From: mareg@mimosa.csv.warwick.ac.uk ()
Subject: Re: A Finite Group Theory Question
Date: 29 Dec 1999 17:04:38 GMT
Newsgroups: sci.math
Keywords: How many simple groups of a bounded order?
In article <842csl$80q$1@nntp1.atl.mindspring.net>,
"Daniel Giaimo" writes:
> Let k(n) be the number of simple groups of order <= n. Considering
>small values of n (up to, say, 10000) it seems reasonable to conjecture that
>lim(n->oo)(k(n)/n) = 0. How would one go about proving this? (Hopefully
>without invoking the classification of finite simple groups.) In fact it
>seems that even
>lim(n->oo)(k(n)/ln(n)) = 0. Is this known to be true?
>
>--Daniel Giaimo
Your final conjecture
lim(n->oo)(k(n)/ln(n)) = 0.
is false, even assuming that you are restricting your attention to nonabelian
simple groups.
In fact lim(n->oo)(k(n)/ln(n)) = infinity.

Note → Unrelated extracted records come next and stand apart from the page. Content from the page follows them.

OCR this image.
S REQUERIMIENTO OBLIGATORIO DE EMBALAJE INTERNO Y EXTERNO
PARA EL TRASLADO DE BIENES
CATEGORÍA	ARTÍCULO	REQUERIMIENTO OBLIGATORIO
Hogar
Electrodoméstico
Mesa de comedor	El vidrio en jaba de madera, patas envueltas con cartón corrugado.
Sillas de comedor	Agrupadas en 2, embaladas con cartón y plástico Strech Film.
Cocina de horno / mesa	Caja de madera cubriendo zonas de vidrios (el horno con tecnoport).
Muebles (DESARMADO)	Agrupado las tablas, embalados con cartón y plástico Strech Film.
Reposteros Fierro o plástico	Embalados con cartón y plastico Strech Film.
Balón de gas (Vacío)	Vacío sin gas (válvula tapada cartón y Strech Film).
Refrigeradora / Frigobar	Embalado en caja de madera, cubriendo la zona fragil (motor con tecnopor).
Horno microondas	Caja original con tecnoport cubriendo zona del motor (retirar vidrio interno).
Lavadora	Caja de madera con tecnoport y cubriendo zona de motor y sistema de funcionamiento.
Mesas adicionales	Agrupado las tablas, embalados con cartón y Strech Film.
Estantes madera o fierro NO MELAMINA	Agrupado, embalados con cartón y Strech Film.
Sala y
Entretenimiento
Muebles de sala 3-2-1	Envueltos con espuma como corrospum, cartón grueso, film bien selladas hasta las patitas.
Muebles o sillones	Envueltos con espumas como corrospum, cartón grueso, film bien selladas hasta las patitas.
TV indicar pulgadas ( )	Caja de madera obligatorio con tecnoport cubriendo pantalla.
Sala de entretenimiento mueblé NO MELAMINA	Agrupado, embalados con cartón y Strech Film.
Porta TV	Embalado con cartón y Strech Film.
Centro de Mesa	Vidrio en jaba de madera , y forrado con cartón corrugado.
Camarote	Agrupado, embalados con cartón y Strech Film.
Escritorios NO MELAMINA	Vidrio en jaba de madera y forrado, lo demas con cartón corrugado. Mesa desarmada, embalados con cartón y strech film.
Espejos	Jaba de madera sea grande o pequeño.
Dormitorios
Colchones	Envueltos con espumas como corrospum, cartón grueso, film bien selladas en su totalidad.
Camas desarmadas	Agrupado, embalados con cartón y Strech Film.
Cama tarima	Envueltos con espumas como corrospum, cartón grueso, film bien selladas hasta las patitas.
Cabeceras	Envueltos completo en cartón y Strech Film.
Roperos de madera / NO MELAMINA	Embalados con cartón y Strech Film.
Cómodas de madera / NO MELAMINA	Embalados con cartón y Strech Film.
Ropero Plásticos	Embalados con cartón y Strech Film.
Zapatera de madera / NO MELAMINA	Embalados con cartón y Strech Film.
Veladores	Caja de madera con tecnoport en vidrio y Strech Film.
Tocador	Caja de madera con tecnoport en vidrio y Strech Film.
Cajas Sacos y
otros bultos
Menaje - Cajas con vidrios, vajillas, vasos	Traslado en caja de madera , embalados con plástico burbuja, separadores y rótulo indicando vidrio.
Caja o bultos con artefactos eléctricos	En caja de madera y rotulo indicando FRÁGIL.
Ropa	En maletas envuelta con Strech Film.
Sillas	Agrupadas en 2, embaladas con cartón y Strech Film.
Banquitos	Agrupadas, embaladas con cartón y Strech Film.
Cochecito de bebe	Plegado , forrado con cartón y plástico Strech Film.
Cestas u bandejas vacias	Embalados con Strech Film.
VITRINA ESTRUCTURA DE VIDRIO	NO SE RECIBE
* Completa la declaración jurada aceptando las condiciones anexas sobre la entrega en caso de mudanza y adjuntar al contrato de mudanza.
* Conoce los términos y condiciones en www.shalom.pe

For each prime p, the simple group PSL(2,p) has order p(p-1)(p+1)/2, and
by the prime number theorem there are certainly asymptotically more than
ln(n) numbers of this form less than n.
I think your more modest conjecture
lim(n->oo)(k(n)/n) = 0.
is true, although I don't think you have much hope of proving it without
the classification. All enumeration theorems of this kind that I have come
across use the classification of finite simple groups at the very least
in order to show that there are at most two nonisomorphic simple groups
of any given order - without the classification no sensible bound is known.
If you are prepared to invoke the classification, then by looking at
the orders of the groups in the various families, you should not find
it too hard to show that the number of simple groups of order <= n is
at most O(pp(n)), where pp(n) is the number of prime powers that are <= n.
In fact, you cna probably show that, asymptotically, almost all simple
groups are PSL(2,p) for p prime.
A good general reference for enumeration theorems on various classes of
finite groups is
L. Pyber, "An enumeration theorem for finite groups", Ann. Math. 137,
203-220 (1993).
Derek Holt.